Thresholded Basis Pursuit : Support Recovery for Sparse and Approximately Sparse Signals . ∗

In this paper we present a linear programming solution for support recovery. Support recovery involves the estimation of sign pattern of a sparse signal from a set of randomly projected noisy measurements. Our solution of the problem amounts to solving min ‖Z‖1 s.t. Y = GZ, and quantizing/thresholding the resulting solution Z. We show that this scheme is guaranteed to perfectly reconstruct a discrete signal or control the element-wise reconstruction error for a continuous signal for specific values of sparsity. We show that the sign pattern of X can be recovered with SNR = O(log n) and m = O(k logn/k) measurements, where k is the sparsity level and satisfies 0 < k ≤ αn, where, α is some non-zero constant. Our proof technique is based on perturbation of the noiseless l1 problem. Consequently, the maximum achievable sparsity level in the noisy problem is comparable to that of the noiseless problem.

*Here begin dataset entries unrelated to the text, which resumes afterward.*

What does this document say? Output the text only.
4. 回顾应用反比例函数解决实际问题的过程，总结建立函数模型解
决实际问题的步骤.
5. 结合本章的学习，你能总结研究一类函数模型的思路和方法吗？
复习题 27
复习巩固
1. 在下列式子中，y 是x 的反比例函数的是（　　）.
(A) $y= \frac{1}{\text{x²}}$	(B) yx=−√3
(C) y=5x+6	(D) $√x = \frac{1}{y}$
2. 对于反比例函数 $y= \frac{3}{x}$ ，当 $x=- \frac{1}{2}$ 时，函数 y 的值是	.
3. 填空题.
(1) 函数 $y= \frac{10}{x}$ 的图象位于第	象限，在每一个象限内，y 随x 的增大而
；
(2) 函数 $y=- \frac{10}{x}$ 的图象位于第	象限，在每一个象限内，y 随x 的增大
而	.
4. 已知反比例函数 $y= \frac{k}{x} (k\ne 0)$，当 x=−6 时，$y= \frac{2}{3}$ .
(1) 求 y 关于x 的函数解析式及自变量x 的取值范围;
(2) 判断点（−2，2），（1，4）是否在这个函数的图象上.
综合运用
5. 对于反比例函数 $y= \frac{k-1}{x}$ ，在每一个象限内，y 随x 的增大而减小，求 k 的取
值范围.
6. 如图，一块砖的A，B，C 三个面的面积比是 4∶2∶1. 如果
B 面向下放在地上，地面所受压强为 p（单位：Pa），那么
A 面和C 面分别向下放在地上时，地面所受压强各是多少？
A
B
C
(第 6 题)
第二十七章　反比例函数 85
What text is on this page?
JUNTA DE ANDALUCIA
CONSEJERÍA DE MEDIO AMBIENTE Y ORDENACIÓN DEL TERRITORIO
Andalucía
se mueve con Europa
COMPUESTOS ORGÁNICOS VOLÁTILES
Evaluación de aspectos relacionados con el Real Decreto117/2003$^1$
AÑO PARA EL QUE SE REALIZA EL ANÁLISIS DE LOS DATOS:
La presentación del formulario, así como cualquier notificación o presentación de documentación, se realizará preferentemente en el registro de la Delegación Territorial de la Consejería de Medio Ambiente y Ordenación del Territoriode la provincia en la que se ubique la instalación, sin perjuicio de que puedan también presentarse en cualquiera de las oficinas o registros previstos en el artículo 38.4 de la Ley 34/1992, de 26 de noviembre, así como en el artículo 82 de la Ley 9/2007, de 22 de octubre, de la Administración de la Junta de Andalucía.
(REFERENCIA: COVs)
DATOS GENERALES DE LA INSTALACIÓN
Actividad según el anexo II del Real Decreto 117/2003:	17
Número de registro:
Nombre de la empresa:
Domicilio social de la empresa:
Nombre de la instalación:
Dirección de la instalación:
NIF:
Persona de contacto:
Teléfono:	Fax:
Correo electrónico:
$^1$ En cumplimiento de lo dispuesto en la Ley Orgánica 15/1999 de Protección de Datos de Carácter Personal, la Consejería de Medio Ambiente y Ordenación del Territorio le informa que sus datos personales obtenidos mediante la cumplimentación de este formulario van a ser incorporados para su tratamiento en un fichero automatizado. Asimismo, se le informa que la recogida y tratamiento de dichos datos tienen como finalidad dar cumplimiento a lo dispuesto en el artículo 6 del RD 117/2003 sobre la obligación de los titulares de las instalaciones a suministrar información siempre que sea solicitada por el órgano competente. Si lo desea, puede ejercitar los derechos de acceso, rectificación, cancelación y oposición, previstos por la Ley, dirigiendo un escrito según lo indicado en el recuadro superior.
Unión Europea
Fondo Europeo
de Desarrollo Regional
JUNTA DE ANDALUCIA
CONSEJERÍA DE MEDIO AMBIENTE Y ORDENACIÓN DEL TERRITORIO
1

Our result offers a sharp characterization in that neither the SNR nor the sparsity ratio can be significantly improved. In contrast previous results based on LASSO and MAX-Correlation techniques either assume significantly larger SNR or sub-linear sparsity. Our results has implications for approximately sparse problems. We show that the k largest coefficients of a non-sparse signal X can be recovered from m = O(k logn/k) random projections for certain classes of signals.